The buildings are on West 46th and West 47th streets, near Fifth Avenue. The city last week gave the go-ahead to demolish 10 W. 47th St., a 14-story building, formerly home to numerous jewelers, gem cutters, and diamond exchanges, that Extell bought last August for $74 million, records show.
It has also caused rents to rise for neighborhood businesses that remain.
“It has been a major dislocation for the people in those buildings, and because of that the rents have gone up,” said a source familiar with the neighborhood's real estate market. “It’s the same amount of jewelers competing for less space, so of course it’s just supply and demand. Everyone is saying they need space but can’t find it.”

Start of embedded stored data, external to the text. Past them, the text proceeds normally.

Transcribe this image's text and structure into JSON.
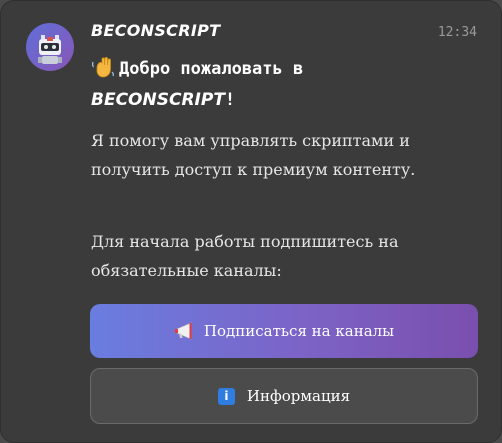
{
  "message": {
    "sender_name": "BECONSCRIPT",
    "time": "12:34",
    "avatar_icon": "robot-icon",
    "welcome_prefix": "Добро пожаловать в",
    "welcome_brand": "BECONSCRIPT",
    "welcome_suffix": "!",
    "paragraph_1": "Я помогу вам управлять скриптами и получить доступ к премиум контенту.",
    "paragraph_2": "Для начала работы подпишитесь на обязательные каналы:"
  },
  "buttons": {
    "subscribe_label": "Подписаться на каналы",
    "subscribe_icon": "megaphone-icon",
    "info_label": "Информация",
    "info_icon": "info-icon"
  },
  "colors": {
    "card_background": "#3b3b3c",
    "subscribe_gradient_start": "#6a7de0",
    "subscribe_gradient_end": "#7a4fae",
    "info_button_background": "#4b4b4c"
  }
}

Department of Buildings records show 10 W. 47th St. joins the following buildings on the chopping block:
► 2 W. 47th St., which had its demolition permit approved in March.
► 562 and 564 Fifth Ave. between West 46th and West 47th, two buildings approved for demolition in May.
► 3-13 W 46th St., all of which were approved for demolition in January.
Rumors have swirled about the project since Extell bought 10 W. 47th St. last year, with suspected projects including a hotel or a shopping mall. But there has been no word from Extell or its CEO Gary Barnett, himself a former diamond trader. The building appears to be currently empty.
Representatives for Extell did not respond to requests for comment.
“It’s definitely going to change the face of 47th Street, but what it will be I don’t think anyone has any idea yet, ” the source said. “It’s a family-driven industry and your heart goes out to people who may have been in the same spot for 30 or 40 years who have to leave.”
Extell has spent hundreds of millions of dollars buying up the properties it now plans to demolish, according to property records.
Whatever Extell builds on the block, it won’t be Barnett’s first foray into the Diamond District. In 2014, Extell opened the International Gem Tower, a 34-story building that’s home to an array of diamond industry businesses.
Barnett made waves in 2006 when the city granted Extell $49 million in subsidies for the Gem Tower without designated space for jewelry workers, and after numerous objections from other building owners, the city changed the deal, requiring Barnett to fill 65 percent of the building with diamond industry tenants in order to receive the subsidies, according to the New York Times.
Nor is it the first time Extell has had a major impact on a Midtown neighborhood. According to some elected officials and small-business advocates, a handful of Extell projects near Broadway in the '50s has resulted in "high-end blight" and an abnormal number of vacant storefronts in the area.
CORRECTION: A previous version of this story misstated the ownership a of a building at 20 W. 47th St.